U.S. Supreme Court Expands Free Speech Rights for Government Employees

On April 26, the U.S. Supreme Court issued an opinion in Heffernan v City of Paterson, New Jersey, 14-1280. By a vote of 6-2, the Court ruled that a policeman who was demoted because he was seen holding a campaign sign for a candidate for Mayor is entitled to damages. It was already settled law that government employees cannot be demoted, fired, or denied promotion, just because of their political activities, unless they are in policy-making decisions or work closely with policy-making officials.

But in this case, the policeman had not actually been campaigning for any candidate for Mayor. He was merely delivering a campaign sign to his bedridden mother, who wanted to put the sign in her lawn. The lower courts denied any relief for the policeman, on the theory that while he may have been protected if he had been engaging in campaigning, in this case he wasn’t campaigning. The U.S. Supreme Court reversed the lower courts and said even if he wasn’t campaigning, the fact that he was demoted because he was thought to be campaigning also entitles him to relief. See this story.


Comments

U.S. Supreme Court Expands Free Speech Rights for Government Employees — 3 Comments

  1. A curiosity is that the demotion occurred in 2005, and the district court decision happened in 2014. What happened in between?

  2. The SCOTUS morons continue to screw up.

    1. Differences between intentional and negligent illegal actions or omissions — 4 possibilities — esp. for the severity of the remedy — i.e. PUNITIVE damages and ordinary damages.

    2. 42 USC Sec. 1983 — *under color of [a facially UNCONSTITUTIONAL] law — think the facial UNCONSTITUTIONAL laws, etc. in the 1861-1865 so-called Confederate States regimes.
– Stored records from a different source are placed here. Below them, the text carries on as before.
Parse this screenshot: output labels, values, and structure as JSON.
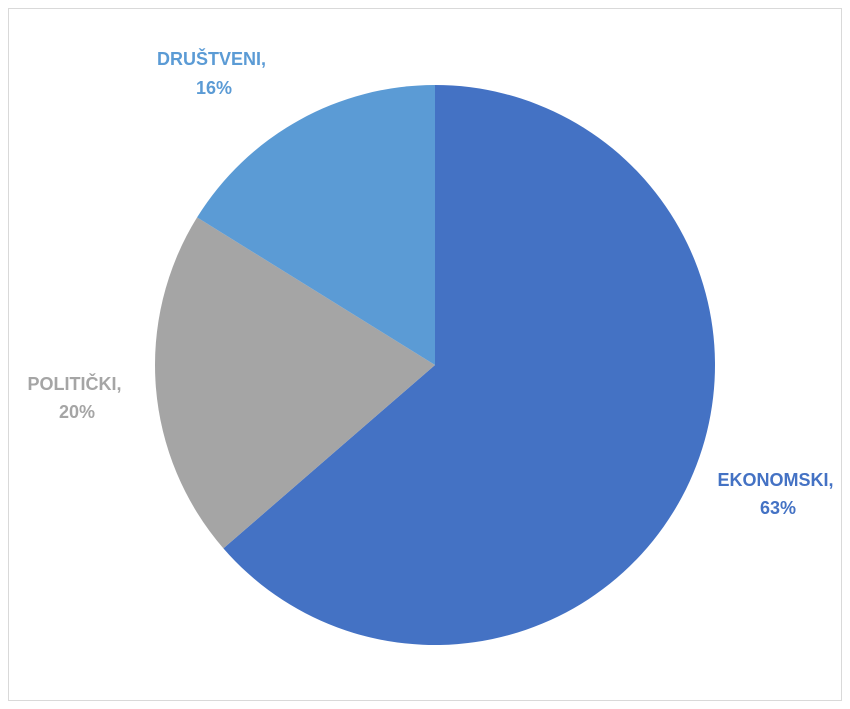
{
  "chart_data": {
    "type": "pie",
    "slices": [
      {
        "category": "EKONOMSKI",
        "value": 63,
        "label_name": "EKONOMSKI,",
        "label_value": "63%",
        "color": "#4472c4"
      },
      {
        "category": "POLITIČKI",
        "value": 20,
        "label_name": "POLITIČKI,",
        "label_value": "20%",
        "color": "#a5a5a5"
      },
      {
        "category": "DRUŠTVENI",
        "value": 16,
        "label_name": "DRUŠTVENI,",
        "label_value": "16%",
        "color": "#5b9bd5"
      }
    ],
    "start_angle_deg": 0,
    "direction": "clockwise",
    "legend": "none",
    "data_labels": "outside"
  }
}
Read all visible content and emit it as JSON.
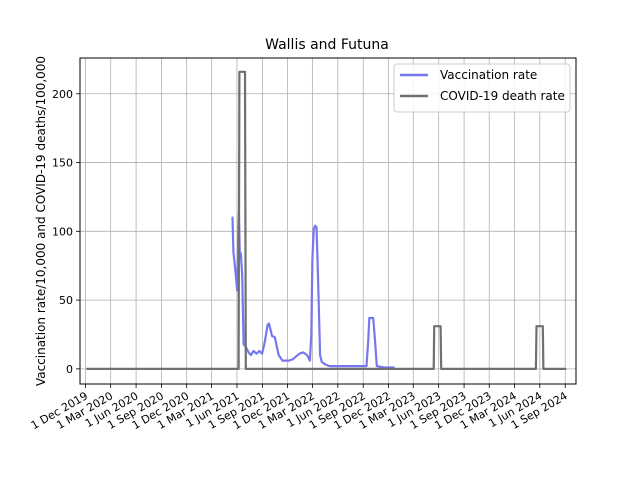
{
  "chart_data": {
    "type": "line",
    "title": "Wallis and Futuna",
    "xlabel": "",
    "ylabel": "Vaccination rate/10,000 and COVID-19 deaths/100,000",
    "xlim": [
      "2019-11-11",
      "2024-10-10"
    ],
    "ylim": [
      -11,
      226
    ],
    "grid": true,
    "legend_position": "top-right",
    "x_ticks": [
      "2019-12-01",
      "2020-03-01",
      "2020-06-01",
      "2020-09-01",
      "2020-12-01",
      "2021-03-01",
      "2021-06-01",
      "2021-09-01",
      "2021-12-01",
      "2022-03-01",
      "2022-06-01",
      "2022-09-01",
      "2022-12-01",
      "2023-03-01",
      "2023-06-01",
      "2023-09-01",
      "2023-12-01",
      "2024-03-01",
      "2024-06-01",
      "2024-09-01"
    ],
    "x_tick_labels": [
      "1 Dec 2019",
      "1 Mar 2020",
      "1 Jun 2020",
      "1 Sep 2020",
      "1 Dec 2020",
      "1 Mar 2021",
      "1 Jun 2021",
      "1 Sep 2021",
      "1 Dec 2021",
      "1 Mar 2022",
      "1 Jun 2022",
      "1 Sep 2022",
      "1 Dec 2022",
      "1 Mar 2023",
      "1 Jun 2023",
      "1 Sep 2023",
      "1 Dec 2023",
      "1 Mar 2024",
      "1 Jun 2024",
      "1 Sep 2024"
    ],
    "y_ticks": [
      0,
      50,
      100,
      150,
      200
    ],
    "y_tick_labels": [
      "0",
      "50",
      "100",
      "150",
      "200"
    ],
    "series": [
      {
        "name": "Vaccination rate",
        "color": "#7777f0",
        "points": [
          [
            "2021-05-16",
            110
          ],
          [
            "2021-05-19",
            85
          ],
          [
            "2021-05-27",
            70
          ],
          [
            "2021-06-02",
            57
          ],
          [
            "2021-06-06",
            100
          ],
          [
            "2021-06-08",
            113
          ],
          [
            "2021-06-11",
            85
          ],
          [
            "2021-06-15",
            84
          ],
          [
            "2021-06-20",
            68
          ],
          [
            "2021-06-25",
            18
          ],
          [
            "2021-07-03",
            16
          ],
          [
            "2021-07-13",
            12
          ],
          [
            "2021-07-21",
            10
          ],
          [
            "2021-07-31",
            13
          ],
          [
            "2021-08-11",
            11
          ],
          [
            "2021-08-21",
            13
          ],
          [
            "2021-08-31",
            11
          ],
          [
            "2021-09-10",
            20
          ],
          [
            "2021-09-20",
            32
          ],
          [
            "2021-09-25",
            33
          ],
          [
            "2021-10-06",
            24
          ],
          [
            "2021-10-16",
            23
          ],
          [
            "2021-10-30",
            10
          ],
          [
            "2021-11-13",
            6
          ],
          [
            "2021-12-06",
            6
          ],
          [
            "2021-12-20",
            7
          ],
          [
            "2022-01-13",
            11
          ],
          [
            "2022-01-27",
            12
          ],
          [
            "2022-02-10",
            10
          ],
          [
            "2022-02-20",
            6
          ],
          [
            "2022-02-25",
            25
          ],
          [
            "2022-03-01",
            80
          ],
          [
            "2022-03-06",
            102
          ],
          [
            "2022-03-11",
            104
          ],
          [
            "2022-03-16",
            103
          ],
          [
            "2022-03-21",
            70
          ],
          [
            "2022-03-29",
            10
          ],
          [
            "2022-04-04",
            5
          ],
          [
            "2022-04-18",
            3
          ],
          [
            "2022-05-02",
            2
          ],
          [
            "2022-06-02",
            2
          ],
          [
            "2022-07-01",
            2
          ],
          [
            "2022-08-04",
            2
          ],
          [
            "2022-09-01",
            2
          ],
          [
            "2022-09-13",
            2
          ],
          [
            "2022-09-19",
            20
          ],
          [
            "2022-09-23",
            37
          ],
          [
            "2022-10-07",
            37
          ],
          [
            "2022-10-14",
            20
          ],
          [
            "2022-10-20",
            2
          ],
          [
            "2022-11-15",
            1
          ],
          [
            "2022-12-20",
            1
          ]
        ]
      },
      {
        "name": "COVID-19 death rate",
        "color": "#707070",
        "points": [
          [
            "2019-12-07",
            0
          ],
          [
            "2021-06-07",
            0
          ],
          [
            "2021-06-10",
            216
          ],
          [
            "2021-06-30",
            216
          ],
          [
            "2021-07-03",
            0
          ],
          [
            "2023-05-14",
            0
          ],
          [
            "2023-05-16",
            31
          ],
          [
            "2023-06-08",
            31
          ],
          [
            "2023-06-10",
            0
          ],
          [
            "2024-05-18",
            0
          ],
          [
            "2024-05-20",
            31
          ],
          [
            "2024-06-12",
            31
          ],
          [
            "2024-06-14",
            0
          ],
          [
            "2024-09-02",
            0
          ]
        ]
      }
    ]
  }
}
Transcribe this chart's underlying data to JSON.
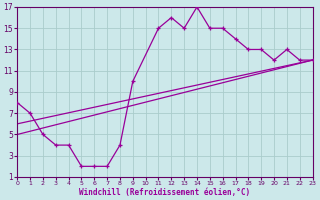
{
  "xlabel": "Windchill (Refroidissement éolien,°C)",
  "bg_color": "#cce8ea",
  "line_color": "#990099",
  "grid_color": "#aacccc",
  "axis_color": "#660066",
  "xlim": [
    0,
    23
  ],
  "ylim": [
    1,
    17
  ],
  "xticks": [
    0,
    1,
    2,
    3,
    4,
    5,
    6,
    7,
    8,
    9,
    10,
    11,
    12,
    13,
    14,
    15,
    16,
    17,
    18,
    19,
    20,
    21,
    22,
    23
  ],
  "yticks": [
    1,
    3,
    5,
    7,
    9,
    11,
    13,
    15,
    17
  ],
  "series1_x": [
    0,
    1,
    2,
    3,
    4,
    5,
    6,
    7,
    8,
    9,
    11,
    12,
    13,
    14,
    15,
    16,
    17,
    18,
    19,
    20,
    21,
    22,
    23
  ],
  "series1_y": [
    8,
    7,
    5,
    4,
    4,
    2,
    2,
    2,
    4,
    10,
    15,
    16,
    15,
    17,
    15,
    15,
    14,
    13,
    13,
    12,
    13,
    12,
    12
  ],
  "series2_x": [
    0,
    23
  ],
  "series2_y": [
    5,
    12
  ],
  "series3_x": [
    0,
    23
  ],
  "series3_y": [
    6,
    12
  ],
  "marker": "+"
}
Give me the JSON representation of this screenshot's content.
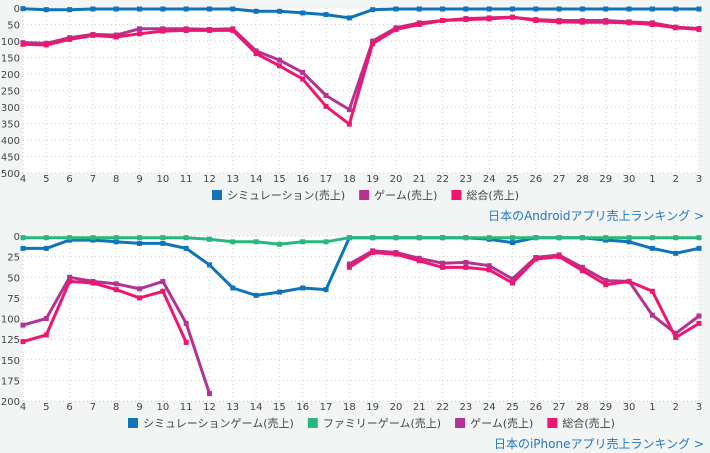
{
  "links": {
    "android": "日本のAndroidアプリ売上ランキング >",
    "iphone": "日本のiPhoneアプリ売上ランキング >"
  },
  "chart_data": [
    {
      "type": "line",
      "id": "android",
      "inverted_y": true,
      "ylim": [
        500,
        0
      ],
      "yticks": [
        0,
        50,
        100,
        150,
        200,
        250,
        300,
        350,
        400,
        450,
        500
      ],
      "categories": [
        "4",
        "5",
        "6",
        "7",
        "8",
        "9",
        "10",
        "11",
        "12",
        "13",
        "14",
        "15",
        "16",
        "17",
        "18",
        "19",
        "20",
        "21",
        "22",
        "23",
        "24",
        "25",
        "26",
        "27",
        "28",
        "29",
        "30",
        "1",
        "2",
        "3"
      ],
      "grid": true,
      "legend_position": "bottom",
      "series": [
        {
          "name": "シミュレーション(売上)",
          "color": "#0f75b8",
          "values": [
            2,
            5,
            5,
            3,
            3,
            3,
            3,
            3,
            3,
            3,
            10,
            10,
            15,
            20,
            30,
            5,
            3,
            3,
            3,
            3,
            3,
            3,
            3,
            3,
            3,
            3,
            3,
            3,
            3,
            3
          ]
        },
        {
          "name": "ゲーム(売上)",
          "color": "#b23393",
          "values": [
            105,
            107,
            90,
            80,
            82,
            63,
            63,
            63,
            65,
            63,
            130,
            158,
            195,
            265,
            308,
            100,
            60,
            45,
            38,
            32,
            30,
            28,
            35,
            38,
            38,
            38,
            42,
            45,
            58,
            62
          ]
        },
        {
          "name": "総合(売上)",
          "color": "#f0166e",
          "values": [
            110,
            112,
            95,
            83,
            88,
            78,
            70,
            68,
            68,
            68,
            138,
            175,
            215,
            298,
            352,
            108,
            65,
            50,
            38,
            35,
            33,
            28,
            38,
            42,
            43,
            43,
            45,
            50,
            60,
            65
          ]
        }
      ]
    },
    {
      "type": "line",
      "id": "iphone",
      "inverted_y": true,
      "ylim": [
        200,
        0
      ],
      "yticks": [
        0,
        25,
        50,
        75,
        100,
        125,
        150,
        175,
        200
      ],
      "categories": [
        "4",
        "5",
        "6",
        "7",
        "8",
        "9",
        "10",
        "11",
        "12",
        "13",
        "14",
        "15",
        "16",
        "17",
        "18",
        "19",
        "20",
        "21",
        "22",
        "23",
        "24",
        "25",
        "26",
        "27",
        "28",
        "29",
        "30",
        "1",
        "2",
        "3"
      ],
      "grid": true,
      "legend_position": "bottom",
      "series": [
        {
          "name": "シミュレーションゲーム(売上)",
          "color": "#0f75b8",
          "values": [
            15,
            15,
            5,
            5,
            7,
            9,
            9,
            15,
            35,
            63,
            72,
            68,
            63,
            65,
            2,
            2,
            2,
            2,
            2,
            2,
            4,
            8,
            2,
            2,
            2,
            5,
            7,
            15,
            21,
            15
          ]
        },
        {
          "name": "ファミリーゲーム(売上)",
          "color": "#27b77f",
          "values": [
            2,
            2,
            2,
            2,
            2,
            2,
            2,
            2,
            4,
            7,
            7,
            10,
            7,
            7,
            2,
            2,
            2,
            2,
            2,
            2,
            2,
            2,
            2,
            2,
            2,
            2,
            2,
            2,
            2,
            2
          ]
        },
        {
          "name": "ゲーム(売上)",
          "color": "#b23393",
          "values": [
            108,
            100,
            50,
            55,
            58,
            64,
            55,
            106,
            191,
            null,
            null,
            null,
            null,
            null,
            34,
            18,
            20,
            27,
            33,
            32,
            36,
            52,
            26,
            23,
            38,
            54,
            55,
            96,
            118,
            97
          ]
        },
        {
          "name": "総合(売上)",
          "color": "#f0166e",
          "values": [
            128,
            120,
            55,
            57,
            65,
            75,
            67,
            129,
            null,
            null,
            null,
            null,
            null,
            null,
            38,
            20,
            22,
            30,
            38,
            38,
            41,
            57,
            28,
            25,
            42,
            59,
            55,
            67,
            123,
            106
          ]
        }
      ]
    }
  ]
}
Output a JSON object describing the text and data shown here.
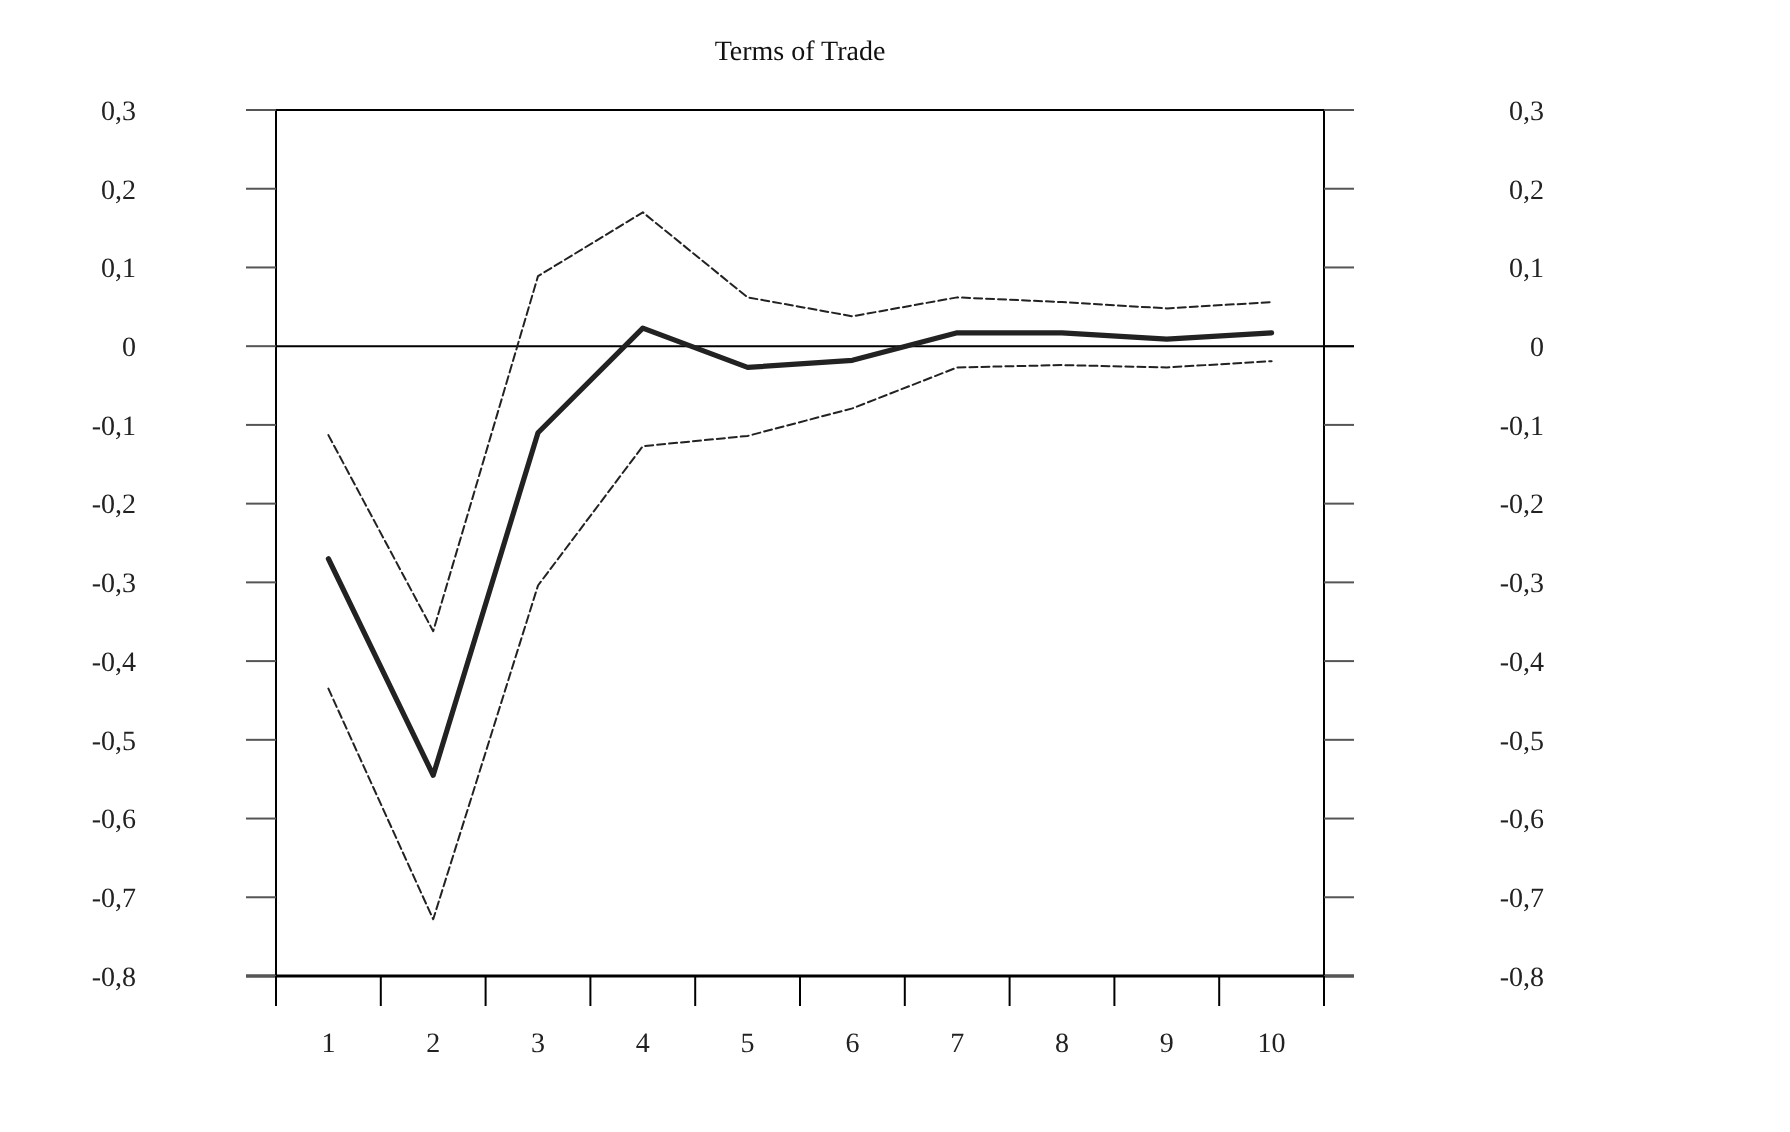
{
  "chart_data": {
    "type": "line",
    "title": "Terms of Trade",
    "categories": [
      "1",
      "2",
      "3",
      "4",
      "5",
      "6",
      "7",
      "8",
      "9",
      "10"
    ],
    "series": [
      {
        "color": "#222222",
        "line_style": "solid",
        "values": [
          -0.27,
          -0.545,
          -0.11,
          0.023,
          -0.027,
          -0.018,
          0.017,
          0.017,
          0.009,
          0.017
        ]
      },
      {
        "color": "#222222",
        "line_style": "dashed",
        "values": [
          -0.113,
          -0.362,
          0.089,
          0.17,
          0.062,
          0.038,
          0.062,
          0.056,
          0.048,
          0.056
        ]
      },
      {
        "color": "#222222",
        "line_style": "dashed",
        "values": [
          -0.435,
          -0.728,
          -0.304,
          -0.127,
          -0.114,
          -0.079,
          -0.027,
          -0.024,
          -0.027,
          -0.019
        ]
      }
    ],
    "ylim": [
      -0.8,
      0.3
    ],
    "yticks": [
      {
        "value": 0.3,
        "label": "0,3"
      },
      {
        "value": 0.2,
        "label": "0,2"
      },
      {
        "value": 0.1,
        "label": "0,1"
      },
      0,
      {
        "value": -0.1,
        "label": "-0,1"
      },
      {
        "value": -0.2,
        "label": "-0,2"
      },
      {
        "value": -0.3,
        "label": "-0,3"
      },
      {
        "value": -0.4,
        "label": "-0,4"
      },
      {
        "value": -0.5,
        "label": "-0,5"
      },
      {
        "value": -0.6,
        "label": "-0,6"
      },
      {
        "value": -0.7,
        "label": "-0,7"
      },
      {
        "value": -0.8,
        "label": "-0,8"
      }
    ],
    "y2lim": [
      -0.8,
      0.3
    ],
    "y2ticks": [
      {
        "value": 0.3,
        "label": "0,3"
      },
      {
        "value": 0.2,
        "label": "0,2"
      },
      {
        "value": 0.1,
        "label": "0,1"
      },
      0,
      {
        "value": -0.1,
        "label": "-0,1"
      },
      {
        "value": -0.2,
        "label": "-0,2"
      },
      {
        "value": -0.3,
        "label": "-0,3"
      },
      {
        "value": -0.4,
        "label": "-0,4"
      },
      {
        "value": -0.5,
        "label": "-0,5"
      },
      {
        "value": -0.6,
        "label": "-0,6"
      },
      {
        "value": -0.7,
        "label": "-0,7"
      },
      {
        "value": -0.8,
        "label": "-0,8"
      }
    ],
    "ref_lines": [
      {
        "axis": "y",
        "value": 0,
        "color": "#000000",
        "line_style": "solid"
      }
    ],
    "marker": "none"
  }
}
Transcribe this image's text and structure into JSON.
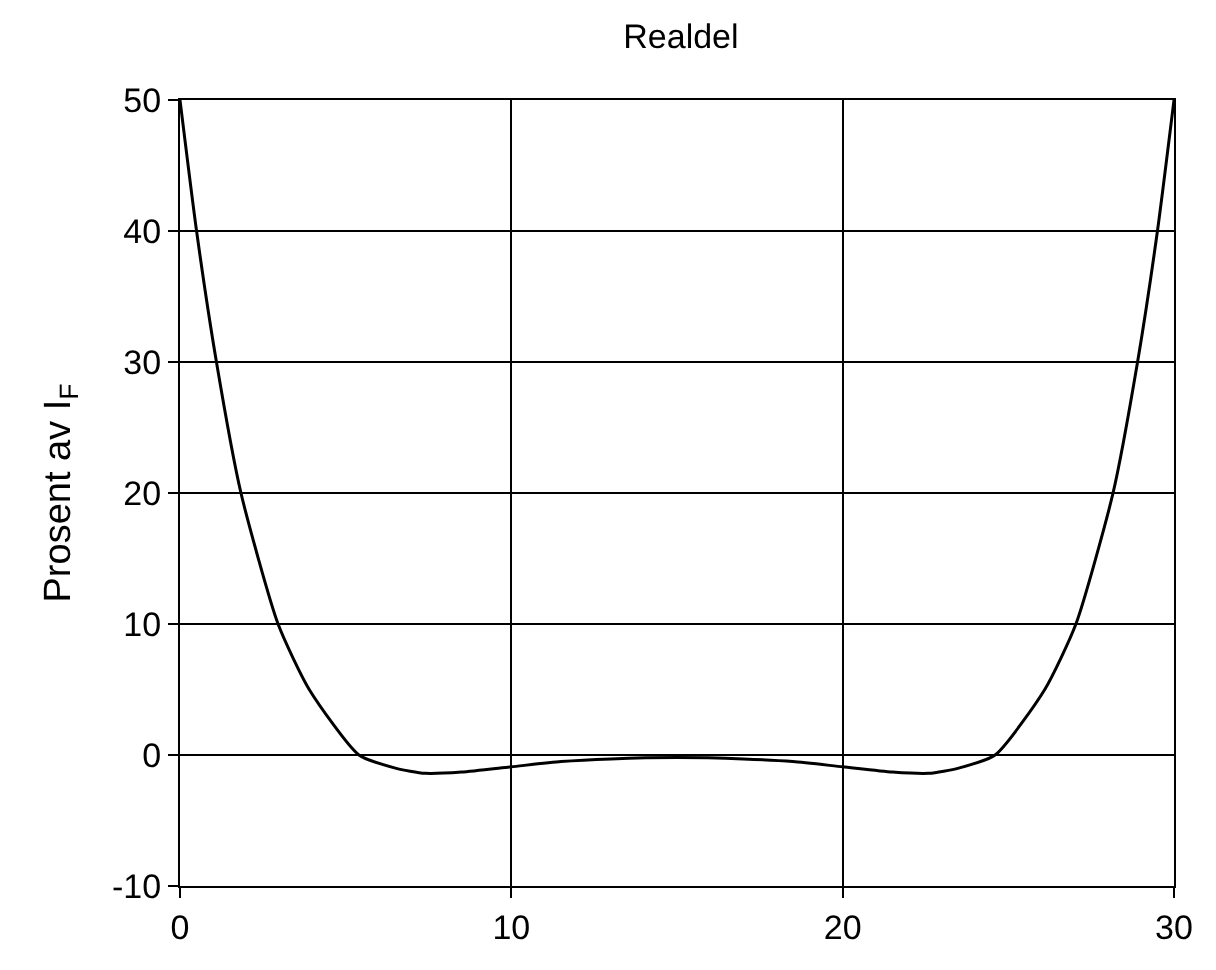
{
  "chart_data": {
    "type": "line",
    "title": "Realdel",
    "ylabel": "Prosent av I$_{F}$",
    "x": [
      0,
      0.5,
      1.1,
      1.84,
      2.96,
      3.9,
      5.4,
      6.5,
      7.4,
      8.5,
      10,
      11.5,
      13,
      15,
      17,
      18.5,
      20,
      21.5,
      22.6,
      23.5,
      24.6,
      26.1,
      27.04,
      28.16,
      28.9,
      29.5,
      30
    ],
    "series": [
      {
        "color": "#000000",
        "values": [
          50,
          40,
          30,
          20,
          10,
          5,
          0,
          -1.0,
          -1.4,
          -1.3,
          -0.9,
          -0.5,
          -0.3,
          -0.2,
          -0.3,
          -0.5,
          -0.9,
          -1.3,
          -1.4,
          -1.0,
          0,
          5,
          10,
          20,
          30,
          40,
          50
        ]
      }
    ],
    "xlim": [
      0,
      30
    ],
    "xticks": [
      0,
      10,
      20,
      30
    ],
    "ylim": [
      -10,
      50
    ],
    "yticks": [
      -10,
      0,
      10,
      20,
      30,
      40,
      50
    ],
    "grid": true,
    "marker": "none",
    "line_style": "solid"
  }
}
    3. Separate stuff if the govt hack is NOT enforcing any such UNCONSTITUTIONAL law.

  3. what amazed me about this case is that apparently he was demoted without any sort of hearing or even being able to explain what he was doing. He was seen by a colleague who must of then went runing back to the office to tell the boss. No doubt there was some sort of cheering about how ‘we got the SOB’ and the next day he was demoted.

    He wasn’t activly campaigning for a candidate (or againt another) all he was doing was collecting a lawn sign for his disabled mother yet somehow that was enough to ‘punish’ him.

    There is obviously a lot more to this case which to me is really one of a vendetta.

    SCOTUS ruled correctly but it should never have had to have got that far.